Apostas viram epidemia e pautam voto dos jovens

A 'juventude bet', como passo a chamar, brotou da falta de políticas públicas dirigidas, de um mercado de trabalho precário

Tão real quanto as chamas que destroem e a fumaça que varre territórios é a epidemia de apostas que assola o Brasil. A prática, que se expande em progressão geométrica, já produz reflexos na economia, na saúde e na política. É onda que alcança, principalmente, a juventude. Dos 52 milhões de brasileiros, predominantemente homens de baixa renda, que já efetuaram apostas esportivas em sites ou aplicativos, quase 21 milhões (40%) têm de 18 a 29 anos, segundo pesquisa realizada, no início de agosto, pelo Instituto Locomotivas. São moços que jogam por dinheiro, não por diversão. Imaginam a paixão e o conhecimento sobre futebol como ofício ou alternativa de investimento. Por impulso e perspectiva de prosperidade fulminante, também escolhem candidato a prefeito.

Nesta semana, a pesquisa Quaest para a Prefeitura de São Paulo mostrou crescimento das intenções de voto em Pablo Marçal (PRTB) na faixa etária de 16 a 34 anos, até então fortemente conectada a Guilherme Boulos (PSOL). Em agosto, era de 22% a proporção de jovens que declaravam voto em Marçal; passaram a 31% em setembro. O percentual do candidato de esquerda tomou o sentido inverso: saiu de 27% para 19%. Sugere a migração da sonhática calmaria para a (expectativa de) prosperidade galopante. Uma aposta carregada de adrenalina no “candidato bet”, aquele que promete riqueza fácil e rápida pela via do empreendedorismo e da fé, não necessariamente religiosa. Coisa de coach.

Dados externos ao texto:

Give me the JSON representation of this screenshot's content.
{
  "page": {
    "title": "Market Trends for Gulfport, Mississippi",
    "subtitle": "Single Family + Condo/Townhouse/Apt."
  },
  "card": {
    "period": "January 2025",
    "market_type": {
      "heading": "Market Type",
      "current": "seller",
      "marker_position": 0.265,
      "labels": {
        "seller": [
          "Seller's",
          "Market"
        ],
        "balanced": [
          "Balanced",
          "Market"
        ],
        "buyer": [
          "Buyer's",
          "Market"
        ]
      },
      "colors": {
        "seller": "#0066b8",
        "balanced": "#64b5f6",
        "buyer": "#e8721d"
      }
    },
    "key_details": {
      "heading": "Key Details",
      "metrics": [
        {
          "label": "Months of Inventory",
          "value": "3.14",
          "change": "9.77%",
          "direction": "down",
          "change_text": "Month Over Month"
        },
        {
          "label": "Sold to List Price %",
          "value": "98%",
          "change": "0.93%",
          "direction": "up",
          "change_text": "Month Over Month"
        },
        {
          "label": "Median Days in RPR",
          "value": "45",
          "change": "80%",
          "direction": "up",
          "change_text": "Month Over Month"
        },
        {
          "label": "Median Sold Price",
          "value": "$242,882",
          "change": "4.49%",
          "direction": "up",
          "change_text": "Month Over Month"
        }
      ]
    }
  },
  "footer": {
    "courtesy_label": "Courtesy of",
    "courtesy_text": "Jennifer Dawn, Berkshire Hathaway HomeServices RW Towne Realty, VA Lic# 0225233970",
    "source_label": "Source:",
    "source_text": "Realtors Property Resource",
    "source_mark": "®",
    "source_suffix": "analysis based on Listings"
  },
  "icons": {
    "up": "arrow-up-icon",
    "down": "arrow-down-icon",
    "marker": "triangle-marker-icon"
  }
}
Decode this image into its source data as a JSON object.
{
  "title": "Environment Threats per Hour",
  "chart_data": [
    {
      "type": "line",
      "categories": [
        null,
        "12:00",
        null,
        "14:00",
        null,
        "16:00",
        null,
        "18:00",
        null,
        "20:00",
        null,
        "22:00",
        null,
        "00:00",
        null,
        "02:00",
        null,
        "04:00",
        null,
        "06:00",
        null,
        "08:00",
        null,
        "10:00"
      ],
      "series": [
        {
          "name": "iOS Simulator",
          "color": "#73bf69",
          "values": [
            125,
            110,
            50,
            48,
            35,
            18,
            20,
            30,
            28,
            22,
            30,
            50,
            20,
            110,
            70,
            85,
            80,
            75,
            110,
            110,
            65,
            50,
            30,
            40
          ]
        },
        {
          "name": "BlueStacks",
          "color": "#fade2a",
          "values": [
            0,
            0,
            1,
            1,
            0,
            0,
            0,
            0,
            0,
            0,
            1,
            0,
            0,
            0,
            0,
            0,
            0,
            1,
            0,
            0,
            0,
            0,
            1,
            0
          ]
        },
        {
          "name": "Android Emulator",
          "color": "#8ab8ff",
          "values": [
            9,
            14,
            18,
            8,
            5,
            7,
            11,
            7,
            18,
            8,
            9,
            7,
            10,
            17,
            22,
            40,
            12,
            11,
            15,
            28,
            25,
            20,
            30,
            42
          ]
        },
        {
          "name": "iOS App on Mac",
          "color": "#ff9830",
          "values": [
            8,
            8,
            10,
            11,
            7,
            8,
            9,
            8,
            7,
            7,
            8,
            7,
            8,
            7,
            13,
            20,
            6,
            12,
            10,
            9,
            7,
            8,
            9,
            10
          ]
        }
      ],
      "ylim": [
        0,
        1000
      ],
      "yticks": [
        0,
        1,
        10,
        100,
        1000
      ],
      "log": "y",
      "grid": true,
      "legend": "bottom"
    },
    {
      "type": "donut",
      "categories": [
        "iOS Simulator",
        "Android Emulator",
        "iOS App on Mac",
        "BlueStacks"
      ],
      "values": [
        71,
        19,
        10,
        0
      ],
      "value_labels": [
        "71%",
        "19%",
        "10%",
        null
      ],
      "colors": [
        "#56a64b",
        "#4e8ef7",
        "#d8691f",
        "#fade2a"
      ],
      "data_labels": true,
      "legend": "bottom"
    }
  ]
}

— Parece que Marçal traz à cena uma juventude cristã/evangélica que se empolga com a ideia de resolver a vida autonomamente. É menos uma mudança de lado em relação ao Boulos, mais uma juventude que se anima com a perspectiva de prosperidade, de autonomia, de poder decidir sobre si mesma. Marçal aciona esse grupo por meio da linguagem, da gramática religiosa. Apresenta-se como aposta muito potente no novo — analisa o teólogo Ronilso Pacheco, do Instituto de Estudos da Religião (Iser).

Não há pesquisa acadêmica a embasar a hipótese, mas ao jornalista cabe agrupar pontas soltas e provocar reflexões. A “juventude bet”, como passo a chamar, brotou da falta de políticas públicas dirigidas, de um mercado de trabalho que a confina à informalidade, aos baixos rendimentos, à escassez de oportunidades. No segundo trimestre, segundo o IBGE, a desocupação dos brasileiros de 18 a 24 anos foi de 14,3%, mais que o dobro da taxa nacional (6,9%). Um em cada cinco habitantes de 15 a 29 anos não estuda nem trabalha. São 9,6 milhões, a maioria mães adolescentes que precisaram abandonar a escola para assumir tarefas domésticas e de cuidado com filhos.

A partir da pandemia da Covid-19, assistimos à multiplicação do número de motoentregadores, predominantemente jovens periféricos submetidos a jornadas exaustivas, mal remunerados e sem rede de proteção social, mas que se veem, em larga medida, como empreendedores. São conectados, têm desejo de prosperar e de administrar o próprio tempo, valioso ativo. Vivem sob o impulso da aposta.